Let us study the Naxos meteorological station. Assuming that the random variables Precipitation (Prec) and PET follow normal distributions.

$$Prec\sim N\left( {m_{1} , s_{1} } \right){\text{ and }}P{\rm E}{\rm T}\sim N\left( {m_{2} , s_{2} } \right)$$

where \({m}_{1}=360.15\), \({s}_{1}\) = 111.40 and \({m}_{2}=854.83\), \({s}_{2}\) = 29.85.

By using the individual fuzzy estimator of maximal specificity and the fuzzy arithmetics according to Proposition 9, the \(\mathrm{\alpha }\) - cut of the fuzzy estimator \(\stackrel{\sim }{\mathrm{Y}}\) of the random variable: \(Y=\frac{Prec}{PET}\) is formulated as follows:

$$\begin{aligned} \tilde{Y}^{ } \left[ a \right] & = \frac{{ \widetilde{Prec}^{*} \left[ a \right]}}{{ \widetilde{PET}^{*} \left[ a \right]}} \\ & = \frac{{\left[ {F^{ - 1} \left( {\frac{\alpha }{2};m_{1} , s_{1} } \right), F^{ - 1} \left( {1 - \frac{\alpha }{2};m_{1} , s_{1} } \right)} \right]}}{{\left[ {F^{ - 1} \left( {\frac{\alpha }{2};m_{2} , s_{2} } \right), F^{ - 1} \left( {1 - \frac{\alpha }{2};m_{2} , s_{2} } \right)} \right]}} \\ & = \left[ {\frac{{F^{ - 1} \left( {\frac{\alpha }{2};m_{1} , s_{1} } \right)}}{{ F^{ - 1} \left( {1 - \frac{\alpha }{2};m_{2} , s_{2} } \right)}}, \frac{{ F^{ - 1} \left( {1 - \frac{\alpha }{2};m_{1} , s_{1} } \right)}}{{F^{ - 1} \left( {\frac{\alpha }{2};m_{2} , s_{2} } \right), }} } \right] \\ \end{aligned}$$

(36)

where \({F}^{-1}\left(\alpha ;{m}_{1}, {s}_{1}\right)\) and \({F}^{-1}\left(\alpha ;{m}_{1}, {s}_{1}\right)\) the inverse distribution functions of the normal random variables Prec and PET. Hence, by using a significant number of α-cuts the fuzzy number can be constructed as in Fig. 2.

This procedure is repeated for each meteorological station and the results are depicted in Fig. 2.

Fig. 2.

The fuzzy estimator of the ration Prec/PET regarding the four examined stations.

A similar behavior can be considered in case of both the Hellinikon and the Larisa station.

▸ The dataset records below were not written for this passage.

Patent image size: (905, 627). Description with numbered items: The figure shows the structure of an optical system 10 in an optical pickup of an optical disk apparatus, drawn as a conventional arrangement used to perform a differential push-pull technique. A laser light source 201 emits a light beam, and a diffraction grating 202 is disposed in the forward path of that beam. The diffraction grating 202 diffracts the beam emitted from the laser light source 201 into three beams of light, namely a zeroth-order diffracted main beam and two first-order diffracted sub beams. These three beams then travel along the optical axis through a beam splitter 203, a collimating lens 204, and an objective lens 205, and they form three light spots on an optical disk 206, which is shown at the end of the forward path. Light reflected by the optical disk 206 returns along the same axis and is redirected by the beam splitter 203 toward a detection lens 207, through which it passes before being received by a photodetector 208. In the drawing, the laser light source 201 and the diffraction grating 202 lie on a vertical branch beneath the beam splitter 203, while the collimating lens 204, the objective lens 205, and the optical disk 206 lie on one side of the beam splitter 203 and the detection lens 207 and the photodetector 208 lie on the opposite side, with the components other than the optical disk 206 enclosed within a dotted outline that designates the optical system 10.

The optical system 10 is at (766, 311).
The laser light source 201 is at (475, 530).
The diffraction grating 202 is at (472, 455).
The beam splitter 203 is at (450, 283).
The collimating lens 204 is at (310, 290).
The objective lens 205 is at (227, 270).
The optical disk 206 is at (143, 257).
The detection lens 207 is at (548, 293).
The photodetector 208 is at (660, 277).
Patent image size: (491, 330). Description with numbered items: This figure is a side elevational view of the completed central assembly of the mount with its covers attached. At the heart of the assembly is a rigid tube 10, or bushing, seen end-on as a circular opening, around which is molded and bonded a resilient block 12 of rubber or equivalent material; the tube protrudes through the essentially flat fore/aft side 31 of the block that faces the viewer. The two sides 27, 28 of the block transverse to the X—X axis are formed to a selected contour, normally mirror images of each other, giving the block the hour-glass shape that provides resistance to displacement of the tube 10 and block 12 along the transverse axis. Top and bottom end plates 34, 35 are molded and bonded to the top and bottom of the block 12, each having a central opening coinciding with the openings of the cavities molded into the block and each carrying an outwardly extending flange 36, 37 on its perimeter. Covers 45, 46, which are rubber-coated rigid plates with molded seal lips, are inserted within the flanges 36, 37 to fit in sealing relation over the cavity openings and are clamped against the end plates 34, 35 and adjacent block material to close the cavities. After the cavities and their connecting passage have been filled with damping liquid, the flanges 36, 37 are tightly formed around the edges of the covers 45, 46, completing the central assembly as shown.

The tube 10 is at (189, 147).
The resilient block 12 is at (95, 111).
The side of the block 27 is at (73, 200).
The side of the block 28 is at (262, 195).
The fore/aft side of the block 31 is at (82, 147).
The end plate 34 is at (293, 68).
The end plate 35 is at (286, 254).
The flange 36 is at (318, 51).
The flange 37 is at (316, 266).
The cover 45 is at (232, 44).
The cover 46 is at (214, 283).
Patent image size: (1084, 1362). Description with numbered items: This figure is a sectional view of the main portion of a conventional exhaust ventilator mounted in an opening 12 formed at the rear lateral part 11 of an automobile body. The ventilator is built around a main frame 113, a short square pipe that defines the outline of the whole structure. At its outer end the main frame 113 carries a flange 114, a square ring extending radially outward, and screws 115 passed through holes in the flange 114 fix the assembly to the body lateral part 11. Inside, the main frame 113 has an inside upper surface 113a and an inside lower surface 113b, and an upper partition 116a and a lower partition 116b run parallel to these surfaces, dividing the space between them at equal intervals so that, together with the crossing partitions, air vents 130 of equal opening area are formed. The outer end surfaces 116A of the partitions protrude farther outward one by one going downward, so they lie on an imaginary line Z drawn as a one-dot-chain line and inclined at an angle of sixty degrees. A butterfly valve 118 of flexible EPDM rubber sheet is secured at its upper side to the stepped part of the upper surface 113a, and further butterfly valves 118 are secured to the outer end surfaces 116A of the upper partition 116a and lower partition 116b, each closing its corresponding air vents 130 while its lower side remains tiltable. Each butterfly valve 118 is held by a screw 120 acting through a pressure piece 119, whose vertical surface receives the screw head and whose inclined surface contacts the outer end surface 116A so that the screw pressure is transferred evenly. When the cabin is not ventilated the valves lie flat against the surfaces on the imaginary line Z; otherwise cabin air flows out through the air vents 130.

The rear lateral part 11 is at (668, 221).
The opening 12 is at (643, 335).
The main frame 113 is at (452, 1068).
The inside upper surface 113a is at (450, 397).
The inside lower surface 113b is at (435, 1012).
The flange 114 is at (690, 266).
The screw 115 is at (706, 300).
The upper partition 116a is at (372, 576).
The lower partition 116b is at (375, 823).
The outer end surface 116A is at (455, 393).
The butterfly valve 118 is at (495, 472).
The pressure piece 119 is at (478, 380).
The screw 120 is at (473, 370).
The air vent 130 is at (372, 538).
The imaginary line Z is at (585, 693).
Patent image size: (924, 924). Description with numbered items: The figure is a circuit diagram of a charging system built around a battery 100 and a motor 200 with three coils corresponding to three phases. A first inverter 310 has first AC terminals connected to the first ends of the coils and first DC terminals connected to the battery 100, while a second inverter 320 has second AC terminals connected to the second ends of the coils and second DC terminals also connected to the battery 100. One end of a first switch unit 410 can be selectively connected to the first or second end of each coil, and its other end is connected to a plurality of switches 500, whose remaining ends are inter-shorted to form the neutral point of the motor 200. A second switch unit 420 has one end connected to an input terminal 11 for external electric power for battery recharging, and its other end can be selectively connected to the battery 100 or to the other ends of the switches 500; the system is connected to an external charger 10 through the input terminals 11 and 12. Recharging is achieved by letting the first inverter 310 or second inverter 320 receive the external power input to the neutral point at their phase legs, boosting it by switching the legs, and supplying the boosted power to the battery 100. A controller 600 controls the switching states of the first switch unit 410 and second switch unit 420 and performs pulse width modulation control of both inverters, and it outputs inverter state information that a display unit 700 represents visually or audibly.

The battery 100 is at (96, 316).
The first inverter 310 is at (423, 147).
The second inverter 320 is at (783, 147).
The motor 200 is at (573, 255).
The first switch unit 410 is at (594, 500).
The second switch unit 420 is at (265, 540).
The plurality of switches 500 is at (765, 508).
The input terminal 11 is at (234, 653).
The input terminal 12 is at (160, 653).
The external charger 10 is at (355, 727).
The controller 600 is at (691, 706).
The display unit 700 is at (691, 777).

As it is descripted in the theoretical part of the manuscript the transformation from probability to fuzzy is achieved by using the fuzzy estimator of maximal specificity. By exploiting these individual fuzzy estimator of maximum specificity a fuzzy estimator of the ration Prec/PET can be achieved.

Unfortunately this cannot be considered as the fuzzy estimator of maximum specificity for the examined ratio. However the proposed methodology based on Eq. (36) can be applied for several probability distributions and not only for normal distributions as in [4] (as an approximation). The conventional thresholds of drought levels can be used also in the proposed possibilistic formulation based on the following approximation: the α-cuts corresponds to the 1−α cumulative probability with the lower and upper tails of the 1−α confidence interval. The correspondence based on the probability threshold of the extreme hydro meteorological analysis, that is, without the dry and the wet phenomena (e.g. [2, 3]) and the corresponding possibilistic approach via α-cuts are shown in Table1:

Table 1. Correspondence between probability levels and α-cut regarding the Naxos station

4 Concluding Remarks

In hydrology and water resources management problems the theoretical probability distribution functions are widely used with the aim of the empirical probability function. However, it is difficult to exploit the probability functions in case that algebraic operations between random variables are required. A solution should be the motivation from the probability functions to fuzzy sets by using the fuzzy estimators. Based on the Possibility and the Necessity measures theory the authors conclude that based on a theoretical probability distribution we can move to the possibility distribution with the maximum specificity, near to the probability measure. The Reconnaissance Drought Index (RDI) was proposed to assess meteorological drought severity based on the precipitation to potential evapotranspiration ratio (Prec/PET). However it is difficult to express the bivariate probability density function for this ratio. Hence based on the fuzzy estimators, the analysis can be concluded to fuzzy sets, and the extension principle of fuzzy sets can provide the ratio as fuzzy sets. Unfortunately this approach cannot be considered as the fuzzy estimator of maximum specificity but it can be seen as a first approximation.